First clue is he works for a "well-known lender". I take that as being a large depositary lender? Remove Sr LO, it means nothing outside of his branch/company.
I bring that up because compliance matters trickle down slowly if at all in larger banks.
It sounds like he already went around with this issue with escrow and they said 'fine'.
1. When a DU is run for the customer, a typical requirement message is this:
"Documentation evidencing the borrower's identity is required." I know, that opens questions..
2. "The Agencies wish to emphasize that a bank’s CIP [Customer Identification Program] must include risk-based procedures for verifying the identity of each customer to the extent reasonable and practicable. It is critical that each bank develop procedures to account for all relevant risks including those presented by the types of accounts maintained by the bank, the various methods of opening accounts provided, the type of identifying information available, and the bank’s size, location, and type of business or customer base. Thus, specific minimum requirements in the rule, such as the four basic types of information to be obtained from each customer, should be supplemented by risk-based verification procedures, where appropriate, to ensure that the bank has a reasonable belief that it knows each customer’s identity.
http://www.fdic.gov/news/news/financial/2005/fil3405a.html
See within the above:
31 C.F.R. § 103.121(b)(2)(ii) -- Customer verification
1.Must a bank verify the accuracy of all of the identifying information it collects in connection with 31 C.F.R. § 103.121(b)(2)(i)?
"The final rule provides that a bank’s CIP must contain procedures for verifying the identity of the customer, “using the information obtained in accordance with paragraph (b)(2)(i),” namely the identifying information obtained by the bank. 31 C.F.R. § 103.121(b)(2)(ii). A bank need not establish the accuracy of every element of identifying information obtained but must do so for enough information to form a reasonable belief it knows the true identity of the customer. See 68 FR 25090, 25099 (May 9, 2003). (January 2004)"

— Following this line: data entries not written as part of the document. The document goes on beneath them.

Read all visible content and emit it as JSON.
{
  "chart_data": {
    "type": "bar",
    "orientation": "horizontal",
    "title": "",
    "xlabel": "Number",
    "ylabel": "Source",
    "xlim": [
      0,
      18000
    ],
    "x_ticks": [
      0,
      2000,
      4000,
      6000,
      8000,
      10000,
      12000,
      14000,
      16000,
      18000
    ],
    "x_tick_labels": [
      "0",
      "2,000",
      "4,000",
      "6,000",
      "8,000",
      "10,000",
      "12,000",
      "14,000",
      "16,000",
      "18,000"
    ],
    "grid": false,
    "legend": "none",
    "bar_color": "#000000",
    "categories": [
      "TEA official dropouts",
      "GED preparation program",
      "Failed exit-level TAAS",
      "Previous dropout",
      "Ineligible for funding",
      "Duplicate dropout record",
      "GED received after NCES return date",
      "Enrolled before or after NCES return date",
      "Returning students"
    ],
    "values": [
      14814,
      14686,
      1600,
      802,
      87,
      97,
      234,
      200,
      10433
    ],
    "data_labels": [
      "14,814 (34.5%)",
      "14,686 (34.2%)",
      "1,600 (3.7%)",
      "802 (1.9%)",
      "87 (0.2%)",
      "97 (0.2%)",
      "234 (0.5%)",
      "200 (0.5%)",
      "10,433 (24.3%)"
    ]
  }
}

3. "The Know Your Customer (KYC) provision is a financial regulatory rule that is mandated by the Bank Secrecy Act and the USA PATRIOT Act of 2003."
http://www.advisoryhq.com/articles/kyc-vs-cip-vs-cdd-know-your-customer-rules-and-guidelines/
Click on the sub-link about "Developing a well-defined customer I.D. Program"
This is part of the Banks Secrecy Act (BSA) and Anti-Money Laundering (AML). Every bank and branch has these along with a compliance manager (supposedly). Very few people ever see it unfortunately.
4. Since he is with a large bank, there may be some confusion about credit cards and no requirement of I.D. when using these.
http://www.creditcards.com/credit-card-news/what-info-merchants-ask-for-when-using-credit-card-1282.php
You can see how any of this can get mixed up.
5. Then notice the comments from this article about 'methods of retention'.
http://www.bankersonline.com/forum/ubbthreads.php/topics/173394/Copy_of_drivers_license_questi.html
There was another good point there about 'profiling', which could lead to Fair Credit Act violations. Notice some of the ways they worked around that problem.
Point is....there is a lot of leeway for putting together internal Policies and Procedures, including training and enforcement. There is no 'one' cookie cutter P&P.
So long as you can survive an audit.